USB: Wie hat Ihre Zeit bei Haushahn dieses Unternehmen geprägt?
CS: Damals kaufte Schindler viele kleinere Unternehmen und übertrug sie an Haushahn. Schindler hat Haushahn bewusst differenziert. Manche Kunden schätzen die „Big 4“; manche bevorzugen den Mittelstand. Die Nähe zu Ansprechpartnern wird im Mittelstand ebenso gepflegt wie die Nähe zu Kunden und Produkten. Haushahn bietet eine echte Alternative zu den „Big 4“ und ist mittlerweile zur Nummer fünf in Deutschland aufgestiegen. Diese „mittelständische“ Unternehmenskultur wurde aufgrund des großen Erfolgs von Schindler nun auch in anderen Ländern kopiert. In China verwendet beispielsweise eine solche Tochtergesellschaft auch das Haushahn-Logo und sogar einen ähnlich klingenden Firmennamen.

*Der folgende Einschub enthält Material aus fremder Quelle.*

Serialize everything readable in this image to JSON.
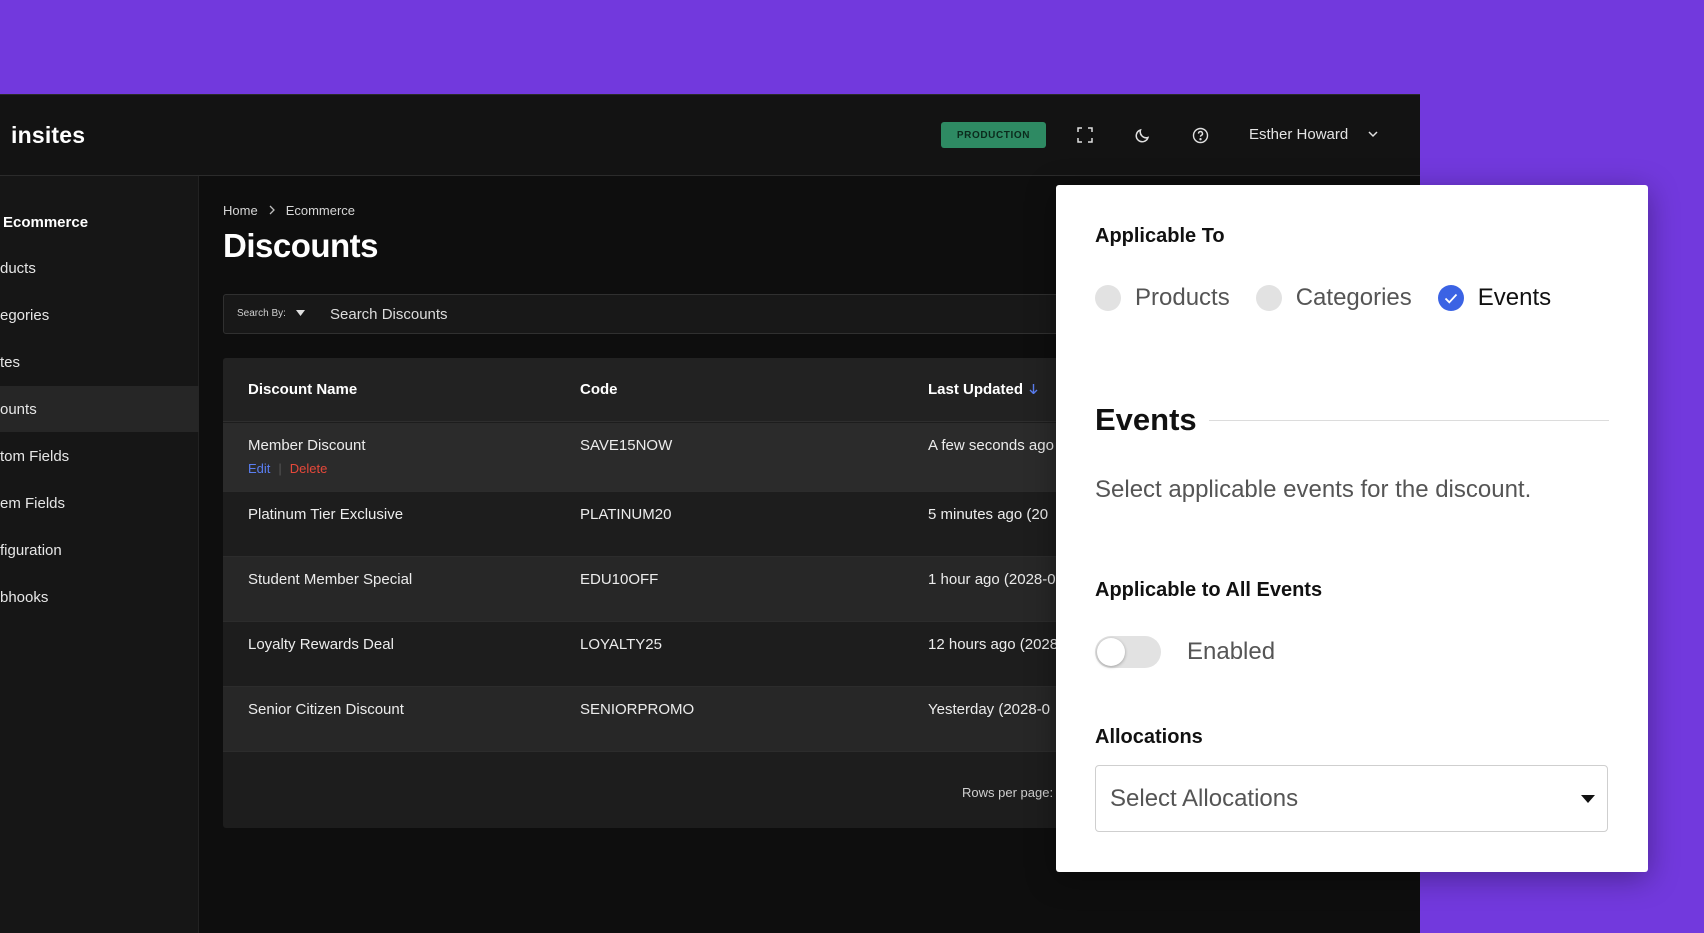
{
  "topbar": {
    "logo": "insites",
    "env_badge": "PRODUCTION",
    "icons": [
      "fullscreen-icon",
      "moon-icon",
      "help-icon"
    ],
    "user_name": "Esther Howard"
  },
  "sidebar": {
    "items": [
      {
        "label": "Ecommerce",
        "type": "header"
      },
      {
        "label": "ducts"
      },
      {
        "label": "egories"
      },
      {
        "label": "tes"
      },
      {
        "label": "ounts",
        "active": true
      },
      {
        "label": "tom Fields"
      },
      {
        "label": "em Fields"
      },
      {
        "label": "figuration"
      },
      {
        "label": "bhooks"
      }
    ]
  },
  "breadcrumb": {
    "home": "Home",
    "current": "Ecommerce"
  },
  "page": {
    "title": "Discounts"
  },
  "search": {
    "by_label": "Search By:",
    "placeholder": "Search Discounts"
  },
  "table": {
    "headers": {
      "name": "Discount Name",
      "code": "Code",
      "updated": "Last Updated"
    },
    "row_actions": {
      "edit": "Edit",
      "delete": "Delete"
    },
    "rows": [
      {
        "name": "Member Discount",
        "code": "SAVE15NOW",
        "updated": "A few seconds ago"
      },
      {
        "name": "Platinum Tier Exclusive",
        "code": "PLATINUM20",
        "updated": "5 minutes ago (20"
      },
      {
        "name": "Student Member Special",
        "code": "EDU10OFF",
        "updated": "1 hour ago (2028-0"
      },
      {
        "name": "Loyalty Rewards Deal",
        "code": "LOYALTY25",
        "updated": "12 hours ago (2028"
      },
      {
        "name": "Senior Citizen Discount",
        "code": "SENIORPROMO",
        "updated": "Yesterday (2028-0"
      }
    ],
    "rows_per_page_label": "Rows per page:"
  },
  "panel": {
    "applicable_to_title": "Applicable To",
    "options": [
      {
        "label": "Products",
        "checked": false
      },
      {
        "label": "Categories",
        "checked": false
      },
      {
        "label": "Events",
        "checked": true
      }
    ],
    "events_heading": "Events",
    "events_description": "Select applicable events for the discount.",
    "all_events_title": "Applicable to All Events",
    "toggle_label": "Enabled",
    "toggle_on": false,
    "allocations_title": "Allocations",
    "allocations_placeholder": "Select Allocations"
  },
  "colors": {
    "background": "#7239dd",
    "app_bg": "#0e0e0e",
    "badge": "#2e8a63",
    "accent": "#3b63e4",
    "delete": "#e5483a"
  }
}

USB: Was ist im Allgemeinen die Rolle eines Head of Operations?
CS: Meine Hauptaufgabe ist es, Märkte und Kunden zu verstehen und in Produkte und Dienstleistungen umzusetzen. Im weitesten Sinne ist das Produktmanagement. Da Schindler eine Matrixstruktur hat, ist der Head of Operations das Bindeglied zwischen den Ländern/Regionen und den klassischen Funktionsbereichen. Das Team besteht aus rund 250 Mitarbeitern, die sich dieser Aufgabe annehmen. Pendants finden sich in allen Ländern in ihren jeweiligen Schwerpunktregionen.
USB: Was bedeutet das für Ihre tägliche Arbeit?

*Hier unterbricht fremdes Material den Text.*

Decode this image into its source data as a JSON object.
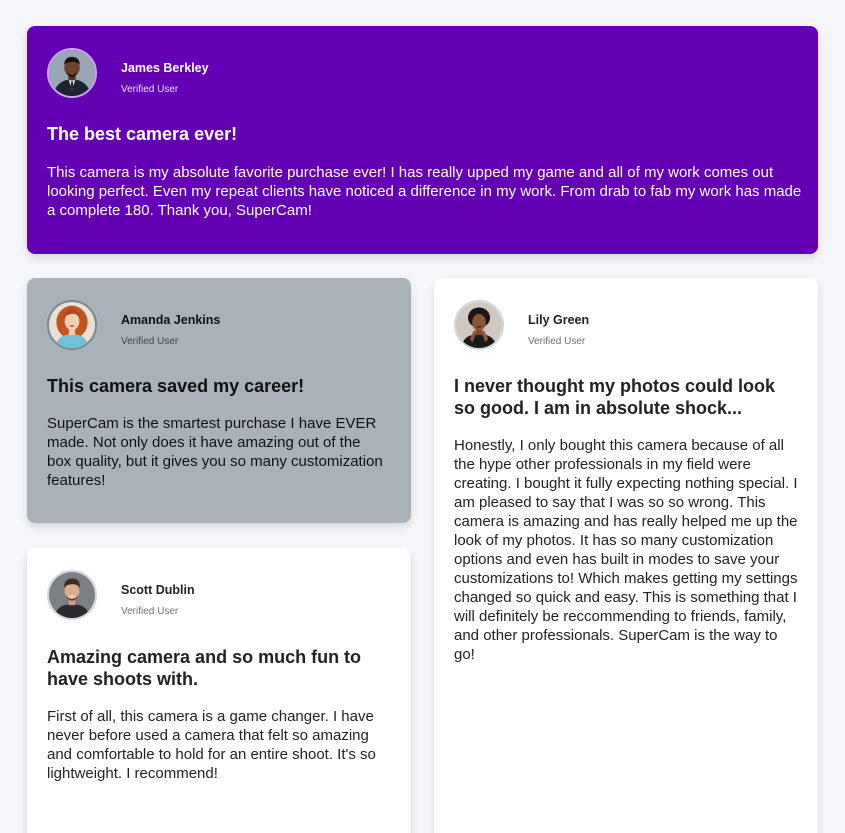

CS: Ich kommuniziere viel in beide Richtungen. Aufgrund der Zeitverschiebung zu China sitze ich frühmorgens an meinem Schreibtisch und erfahre, was die Kunden wünschen und wie unsere Produkte ankommen. Ich binde die IT-, Supply-Chain- und F&E-Abteilungen aktiv ein. Mein Tag endet mit Gesprächen mit Kollegen in Nord- und Südamerika.
USB: Können Sie bitte ein konkretes Beispiel nennen?
CS: Zuletzt habe ich mit acht deutschen Schlüsselkunden gesprochen, darunter Architekten und Betreiber. Der Fokus lag darauf, wie sie den Markt jetzt und in Zukunft sehen. So erkenne ich Veränderungen bei den Kunden, die wir dann nutzen, um neue Produkte innerhalb der Gruppe zu entwickeln. So sind zum Beispiel unser Montageroboter Schindler RISE und unsere digitalen Services entstanden. Sie verhelfen unseren Kunden zu mehr Erfolg in ihrem Geschäft.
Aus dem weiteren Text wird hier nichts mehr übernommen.